The factual background to the allegation about Bovine Growth Hormone is a little more complicated. It is common ground that, unlike the member states of the EU, the USA does not prohibit the use of Bovine Growth Hormone in dairy cattle. Both FAGE and Chobani seek to ensure, as far as possible, that their yoghurt made in the USA uses milk from cattle on farms where Bovine Growth Hormone is not administered. Since there is no regulatory regime in the USA (by contrast with the EU) by which farmers are prohibited from doing so, FAGE and Chobani are therefore dependent upon the honesty of their suppliers’ declarations of non-use of Bovine Growth Hormone, not least because, as stated in the 14 September letter, there is no way in which its presence can be detected in milk or milk products by any process of testing.
Mr McConeghy’s evidence, which I accept, was that Chobani’s practice in the USA was to obtain affidavits from the farmers from whom it sourced its milk, to the effect that their herds were free of Bovine Growth Hormone, and to rely upon intermediaries in the supply chain (usually a farming co-operative as wholesaler) to conduct occasional tests on the herds for the presence or absence of Bovine Growth Hormone in the cows, where it can satisfactorily be tested. Chobani pays a premium to obtain milk from cattle not treated with Bovine Growth Hormone.
Both Chobani and FAGE make reference in their marketing of yoghurt in the USA to their inability to be sure, by testing, that milk or milk products are free from Bovine Growth Hormone. The gist of FAGE’s complaint under this heading to Camden Trading Standards was that no similar qualification was to be found in Chobani’s materials for marketing its US produced yoghurt in the UK, a market in which, due to the general ban on the use of Bovine Growth Hormone within the EU, buyers may be supposed to be ignorant even of the slightest risk of its presence in yoghurt made in the USA.

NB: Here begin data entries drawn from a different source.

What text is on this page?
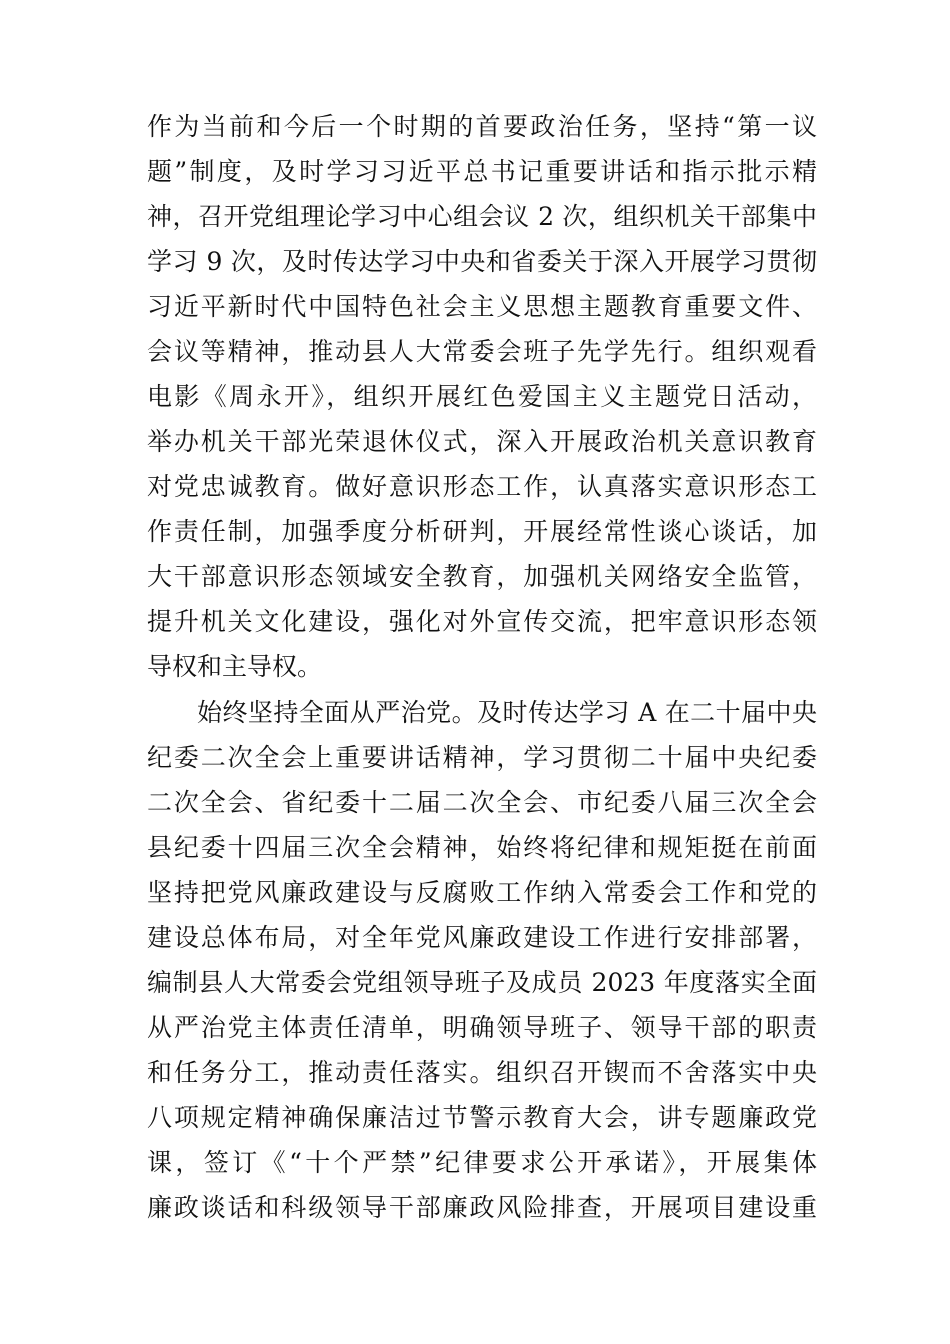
作为当前和今后一个时期的首要政治任务，坚持“第一议
题”制度，及时学习习近平总书记重要讲话和指示批示精
神，召开党组理论学习中心组会议 2 次，组织机关干部集中
学习 9 次，及时传达学习中央和省委关于深入开展学习贯彻
习近平新时代中国特色社会主义思想主题教育重要文件、
会议等精神，推动县人大常委会班子先学先行。组织观看
电影《周永开》，组织开展红色爱国主义主题党日活动，
举办机关干部光荣退休仪式，深入开展政治机关意识教育
对党忠诚教育。做好意识形态工作，认真落实意识形态工
作责任制，加强季度分析研判，开展经常性谈心谈话，加
大干部意识形态领域安全教育，加强机关网络安全监管，
提升机关文化建设，强化对外宣传交流，把牢意识形态领
导权和主导权。
始终坚持全面从严治党。及时传达学习 A 在二十届中央
纪委二次全会上重要讲话精神，学习贯彻二十届中央纪委
二次全会、省纪委十二届二次全会、市纪委八届三次全会
县纪委十四届三次全会精神，始终将纪律和规矩挺在前面
坚持把党风廉政建设与反腐败工作纳入常委会工作和党的
建设总体布局，对全年党风廉政建设工作进行安排部署，
编制县人大常委会党组领导班子及成员 2023 年度落实全面
从严治党主体责任清单，明确领导班子、领导干部的职责
和任务分工，推动责任落实。组织召开锲而不舍落实中央
八项规定精神确保廉洁过节警示教育大会，讲专题廉政党
课，签订《“十个严禁”纪律要求公开承诺》，开展集体
廉政谈话和科级领导干部廉政风险排查，开展项目建设重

I have not been persuaded that this second allegation in the 14 September letter was false, still less malicious. I accept the evidence of Mr Filippou that FAGE were pursuing a genuinely held view that yoghurt made from American milk and marketed in the EU needed to be accompanied by a cautionary statement as to the inability of the producer to satisfy itself by testing that it was free of Bovine Growth Hormone, and that this was what was meant by the phrase “so Chobani cannot confirm to EU customers that its products are free of milk from dairy cattle treated with such hormones”.
Be that as it may, I am also satisfied that neither of the allegations of which Chobani complained, whether false or malicious, caused or were calculated to cause damage. Camden Trading Standards did not accede to FAGE’s invitation to direct the removal of Chobani’s products from supermarket shelves without first investigating the matter and no such direction has yet been made. Conduct is only calculated to cause damage within the meaning of Section 3(1) of the Defamation Act 1952 (which applies to malicious falsehood) if damage is, in the ordinary course of events, viewed objectively, likely to be caused by the conduct of which complaint is made.

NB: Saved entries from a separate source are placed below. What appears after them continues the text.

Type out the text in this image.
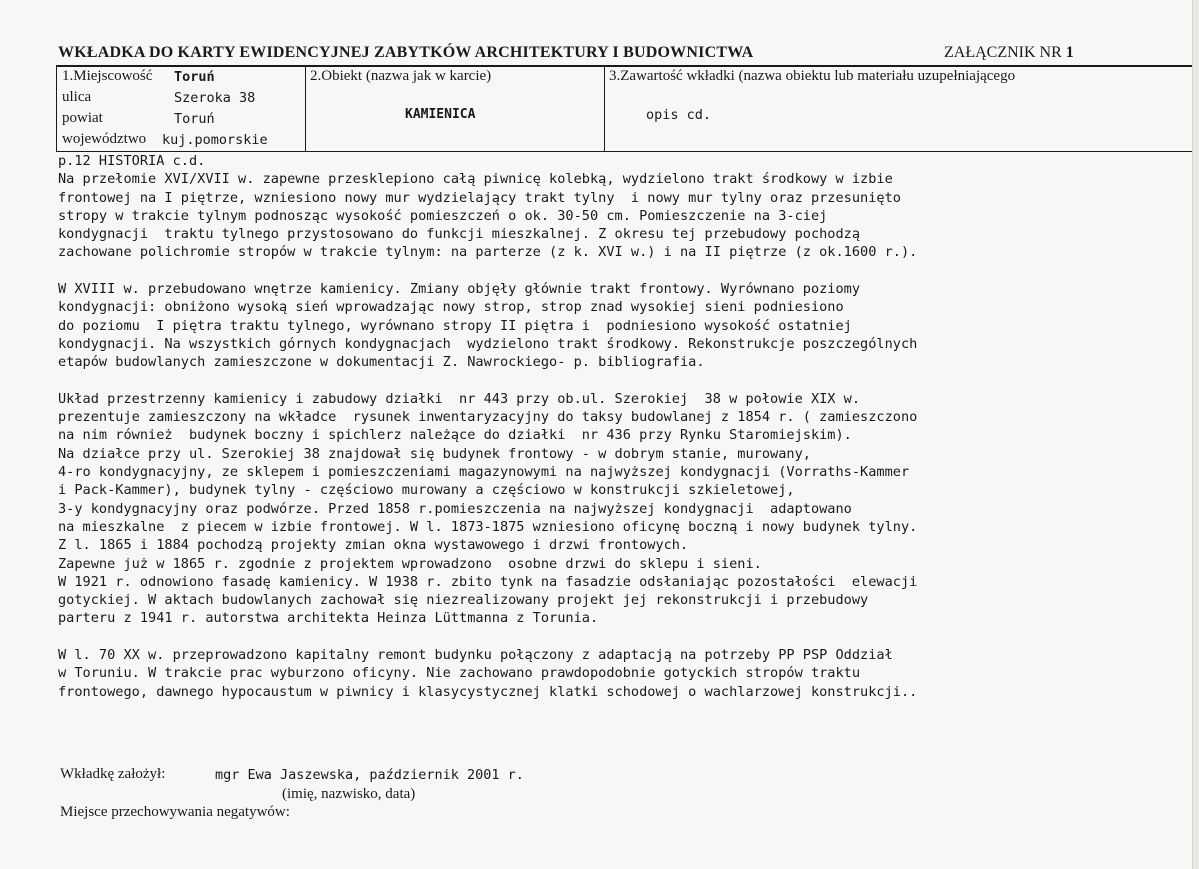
WKŁADKA DO KARTY EWIDENCYJNEJ ZABYTKÓW ARCHITEKTURY I BUDOWNICTWA	ZAŁĄCZNIK NR 1
1.Miejscowość Toruń
ulica	Szeroka 38
powiat	Toruń
województwo kuj.pomorskie
2.Obiekt (nazwa jak w karcie)
KAMIENICA
3.Zawartość wkładki (nazwa obiektu lub materiału uzupełniającego
opis cd.
p.12 HISTORIA c.d.
Na przełomie XVI/XVII w. zapewne przesklepiono całą piwnicę kolebką, wydzielono trakt środkowy w izbie
frontowej na I piętrze, wzniesiono nowy mur wydzielający trakt tylny  i nowy mur tylny oraz przesunięto
stropy w trakcie tylnym podnosząc wysokość pomieszczeń o ok. 30-50 cm. Pomieszczenie na 3-ciej
kondygnacji  traktu tylnego przystosowano do funkcji mieszkalnej. Z okresu tej przebudowy pochodzą
zachowane polichromie stropów w trakcie tylnym: na parterze (z k. XVI w.) i na II piętrze (z ok.1600 r.).
W XVIII w. przebudowano wnętrze kamienicy. Zmiany objęły głównie trakt frontowy. Wyrównano poziomy
kondygnacji: obniżono wysoką sień wprowadzając nowy strop, strop znad wysokiej sieni podniesiono
do poziomu  I piętra traktu tylnego, wyrównano stropy II piętra i  podniesiono wysokość ostatniej
kondygnacji. Na wszystkich górnych kondygnacjach  wydzielono trakt środkowy. Rekonstrukcje poszczególnych
etapów budowlanych zamieszczone w dokumentacji Z. Nawrockiego- p. bibliografia.
Układ przestrzenny kamienicy i zabudowy działki  nr 443 przy ob.ul. Szerokiej  38 w połowie XIX w.
prezentuje zamieszczony na wkładce  rysunek inwentaryzacyjny do taksy budowlanej z 1854 r. ( zamieszczono
na nim również  budynek boczny i spichlerz należące do działki  nr 436 przy Rynku Staromiejskim).
Na działce przy ul. Szerokiej 38 znajdował się budynek frontowy - w dobrym stanie, murowany,
4-ro kondygnacyjny, ze sklepem i pomieszczeniami magazynowymi na najwyższej kondygnacji (Vorraths-Kammer
i Pack-Kammer), budynek tylny - częściowo murowany a częściowo w konstrukcji szkieletowej,
3-y kondygnacyjny oraz podwórze. Przed 1858 r.pomieszczenia na najwyższej kondygnacji  adaptowano
na mieszkalne  z piecem w izbie frontowej. W l. 1873-1875 wzniesiono oficynę boczną i nowy budynek tylny.
Z l. 1865 i 1884 pochodzą projekty zmian okna wystawowego i drzwi frontowych.
Zapewne już w 1865 r. zgodnie z projektem wprowadzono  osobne drzwi do sklepu i sieni.
W 1921 r. odnowiono fasadę kamienicy. W 1938 r. zbito tynk na fasadzie odsłaniając pozostałości  elewacji
gotyckiej. W aktach budowlanych zachował się niezrealizowany projekt jej rekonstrukcji i przebudowy
parteru z 1941 r. autorstwa architekta Heinza Lüttmanna z Torunia.
W l. 70 XX w. przeprowadzono kapitalny remont budynku połączony z adaptacją na potrzeby PP PSP Oddział
w Toruniu. W trakcie prac wyburzono oficyny. Nie zachowano prawdopodobnie gotyckich stropów traktu
frontowego, dawnego hypocaustum w piwnicy i klasycystycznej klatki schodowej o wachlarzowej konstrukcji..
Wkładkę założył:	mgr Ewa Jaszewska, październik 2001 r.
(imię, nazwisko, data)
Miejsce przechowywania negatywów:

In the context of a complaint to a regulatory authority, I consider it unlikely, objectively speaking, that the regulator would take steps of a kind likely to cause damage to a business without first conducting some investigation of the matter alleged, and seeking for that purpose the observations of the party against whom the allegation was made.
For those reasons the counterclaim fails and must be dismissed.